Tyrannosaur isn't merely about finding forgiveness, it's a sad tale about how life pushes people to situations that make them forget who they are. Considine expertly highlights each of the characters' traits only to pull the rug from under us and reveal that they in fact are not as contrasting as we think, they are not some sort of "opposites attracting" situation; they are but different sides of the same coin.
The film is marked by its use of extreme, often unexpected, violence but the director doesn't seem to be trying to coerce us into states of complete shock or disgust. His use of violence, as gimmicky as it looks sometimes, is but a comparative layer to his story because the characters' inner life is sometimes even more upsetting than what they do.

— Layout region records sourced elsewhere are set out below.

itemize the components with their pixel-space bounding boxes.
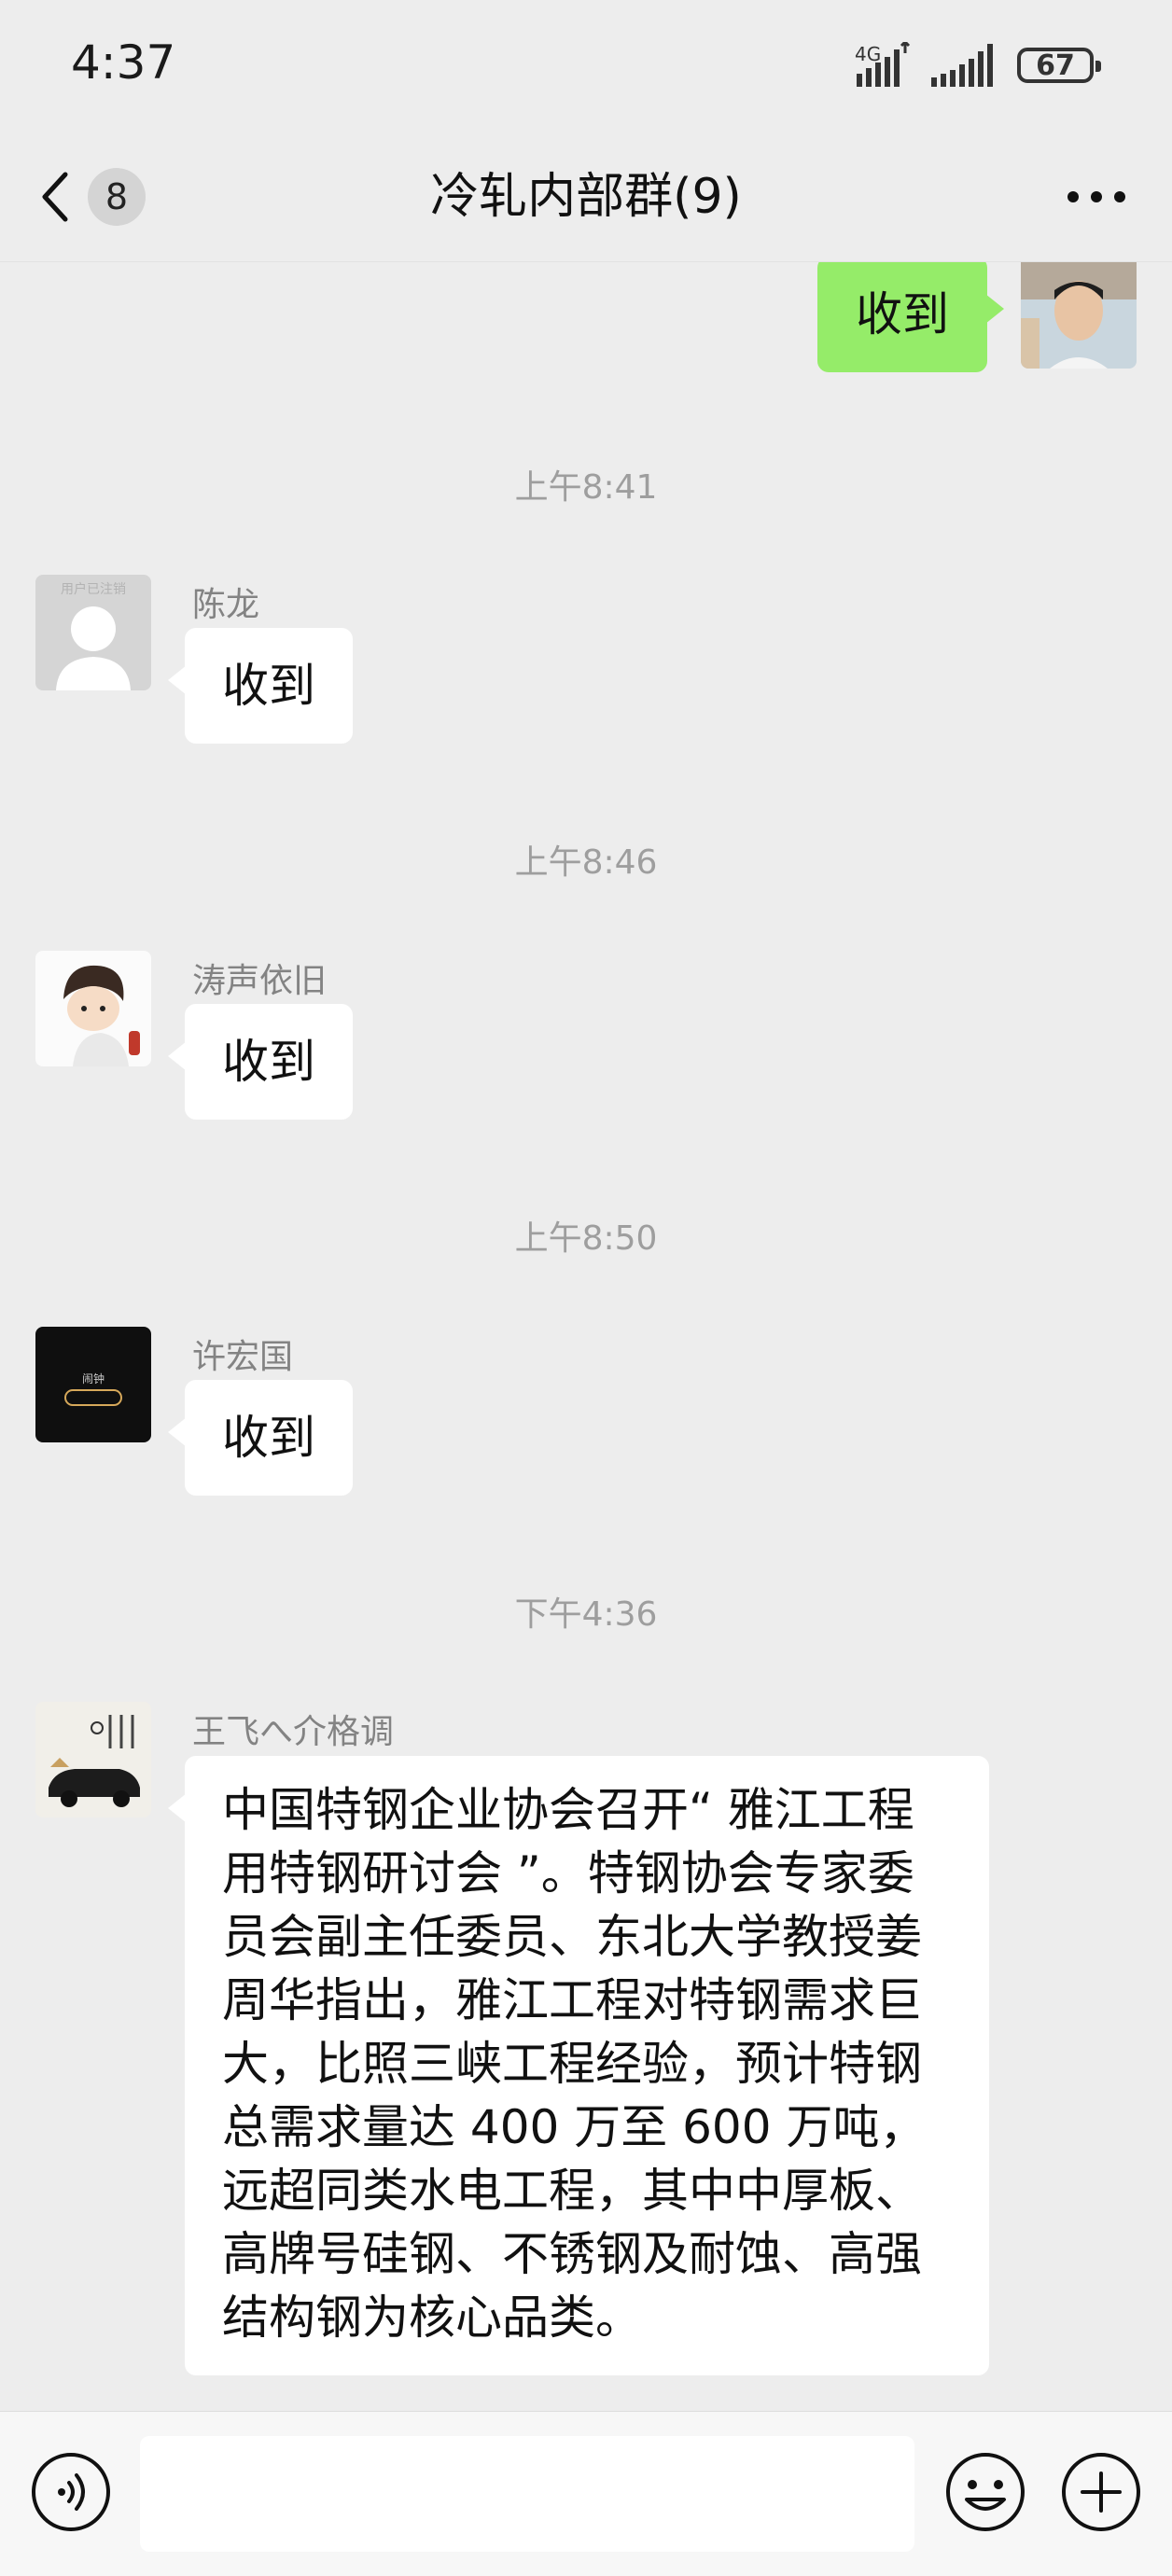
my-avatar[interactable]	[1021, 262, 1137, 369]
message-timestamp: 上午8:41	[514, 468, 658, 507]
sender-name: 陈龙	[192, 586, 260, 624]
chat-title: 冷轧内部群(9)	[430, 169, 742, 225]
chat-header: 8 冷轧内部群(9)	[0, 131, 1172, 262]
avatar-caption: 用户已注销	[61, 581, 126, 597]
status-icons: 4G 67	[853, 39, 1101, 91]
status-time: 4:37	[71, 35, 176, 90]
input-bar	[0, 2411, 1172, 2576]
sender-name: 涛声依旧	[192, 962, 328, 1000]
message-input[interactable]	[140, 2436, 914, 2552]
message-text: 中国特钢企业协会召开“ 雅江工程用特钢研讨会 ”。特钢协会专家委员会副主任委员、…	[222, 1783, 927, 2345]
more-dots-icon[interactable]	[1066, 183, 1127, 211]
avatar[interactable]	[35, 951, 151, 1066]
battery-icon: 67	[1017, 48, 1101, 83]
message-text: 收到	[222, 1035, 315, 1089]
sent-message-bubble[interactable]: 收到	[817, 262, 1004, 372]
message-timestamp: 上午8:50	[514, 1219, 658, 1258]
message-text: 收到	[856, 287, 949, 341]
chevron-left-icon	[42, 172, 68, 222]
network-label: 4G	[855, 43, 881, 65]
network-4g-icon: 4G	[855, 42, 911, 87]
battery-level: 67	[1036, 49, 1075, 82]
unread-count-badge: 8	[88, 168, 146, 226]
avatar-caption: 闹钟	[82, 1372, 105, 1385]
avatar[interactable]	[35, 1702, 151, 1817]
sender-name: 王飞へ介格调	[192, 1713, 395, 1751]
plus-circle-icon[interactable]	[1060, 2451, 1142, 2533]
received-message-bubble[interactable]: 收到	[168, 1004, 353, 1120]
message-timestamp: 上午8:46	[514, 843, 658, 882]
message-list[interactable]: 收到 上午8:41 用户已注销 陈龙 收到 上午8:46 涛声依旧 收到 上午8…	[0, 262, 1172, 2408]
received-message-bubble[interactable]: 收到	[168, 1380, 353, 1496]
avatar[interactable]: 闹钟	[35, 1327, 151, 1442]
status-bar: 4:37 4G 67	[0, 0, 1172, 131]
message-timestamp: 下午4:36	[514, 1595, 658, 1634]
received-message-bubble[interactable]: 中国特钢企业协会召开“ 雅江工程用特钢研讨会 ”。特钢协会专家委员会副主任委员、…	[168, 1756, 989, 2375]
back-button[interactable]: 8	[37, 164, 159, 230]
message-text: 收到	[222, 659, 315, 713]
avatar[interactable]: 用户已注销	[35, 575, 151, 690]
emoji-icon[interactable]	[944, 2451, 1026, 2533]
received-message-bubble[interactable]: 收到	[168, 628, 353, 744]
signal-icon	[931, 44, 993, 87]
sender-name: 许宏国	[192, 1338, 294, 1376]
message-text: 收到	[222, 1411, 315, 1465]
voice-icon[interactable]	[30, 2451, 112, 2533]
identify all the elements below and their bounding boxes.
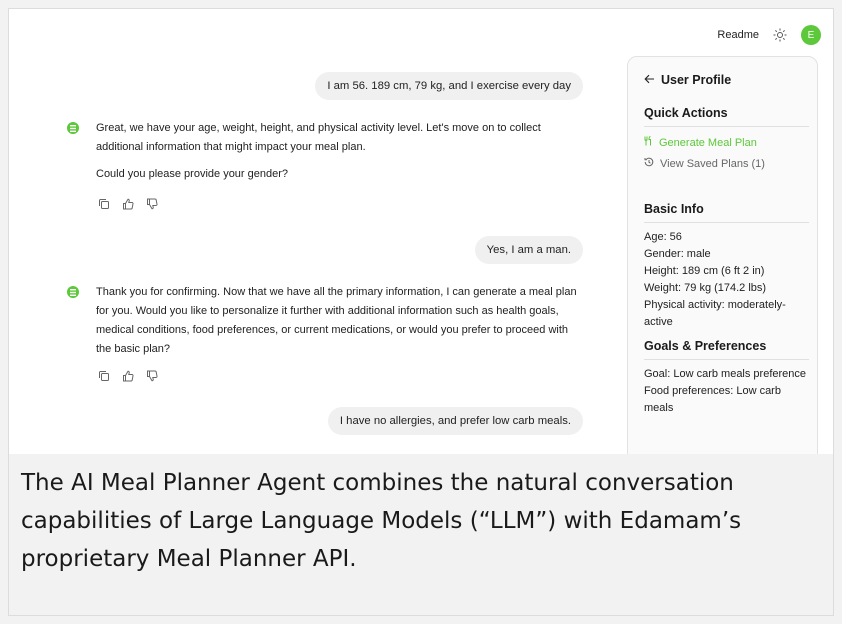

For instance just as we think we're getting an idea of who Hannah is we discover she lives with an abusive husband (Marsan), who not only forces himself on her sexually but greets her by urinating all over her (the following scene where she cleans up the urine is devastating).
Regardless of what the plot suggests, Tyrannosaur never turns into a pity fest. We gain certain sympathy for the characters but they are so damaged that we try hard never to empathize with them. Mullan in particular turns in a performance that could've easily fallen into caricature, instead he turns Joseph into a brokenhearted man who has lost all power over his wrath.
Colman inversely has a face you want to see smile, her sad Hannah often makes us wish she would toughen up a bit and become more like Joseph. This is where Considine's movie grabs us making us wish we never have to experience what we're seeing onscreen.